この3年間、AI関連の論文を読みあさり、自然科学の研究者たちと議論を重ねてきたという。資本主義はどこへ向かうのか。
──なぜチャットGPTの登場に大きなショックを受けたのですか。
興味本位でチャットGPTを使い始めたのだが、あらかじめ意味も文法も仕込まれていない単なるコンピュータープログラムが、意味を持ち文法に従う文章をすらすらと生成していくことに衝撃を受けた。古代ギリシャのアリストテレス以来、言語を持つことこそ人間の本質であると主張されてきた。その最後の砦が落とされたからだ。もうおしまいだと白旗を揚げる前に、人間には何が残るのかを考え続けているが、苦戦中だ。

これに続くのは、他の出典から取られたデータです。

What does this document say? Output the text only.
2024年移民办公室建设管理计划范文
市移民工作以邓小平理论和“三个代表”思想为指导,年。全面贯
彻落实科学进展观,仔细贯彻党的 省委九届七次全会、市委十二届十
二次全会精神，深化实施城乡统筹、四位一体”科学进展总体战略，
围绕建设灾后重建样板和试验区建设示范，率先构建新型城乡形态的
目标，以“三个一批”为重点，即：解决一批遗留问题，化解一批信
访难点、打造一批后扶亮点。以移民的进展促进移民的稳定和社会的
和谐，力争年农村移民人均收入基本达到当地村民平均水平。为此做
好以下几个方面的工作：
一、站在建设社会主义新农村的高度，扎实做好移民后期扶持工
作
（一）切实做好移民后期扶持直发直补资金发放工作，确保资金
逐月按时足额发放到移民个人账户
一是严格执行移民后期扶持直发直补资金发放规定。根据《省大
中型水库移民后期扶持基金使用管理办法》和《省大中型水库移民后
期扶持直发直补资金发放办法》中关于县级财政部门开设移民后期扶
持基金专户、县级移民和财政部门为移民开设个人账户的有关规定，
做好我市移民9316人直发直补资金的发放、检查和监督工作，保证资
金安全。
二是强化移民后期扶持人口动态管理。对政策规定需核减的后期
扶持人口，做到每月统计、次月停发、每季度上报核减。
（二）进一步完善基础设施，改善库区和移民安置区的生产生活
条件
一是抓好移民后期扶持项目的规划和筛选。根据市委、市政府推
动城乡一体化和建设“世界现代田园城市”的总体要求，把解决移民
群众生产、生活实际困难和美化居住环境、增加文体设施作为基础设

もう1つ衝撃を受けたことは、私がこれまで、お金がいちばん力を持っていた時代から、ポスト産業資本主義になるといよいよ人間が力を取り戻すと論じていたことに対し、チャットGPTをはじめとする生成AIの発達が大きな反論になってきていることだ。
再び産業資本主義の悪夢
──なぜお金から人間に力が移ると考えていたのですか。
私の資本主義論とは、商人資本主義、産業資本主義、ポスト産業資本主義と移り変わる中で、差異が利潤を生む基本原理は変わらないというものだ。
商人資本主義の時代は、例えば遠隔地商人がコショウを産地のスマトラ島で買ってヨーロッパに運べば高く売れ、利潤が得られた。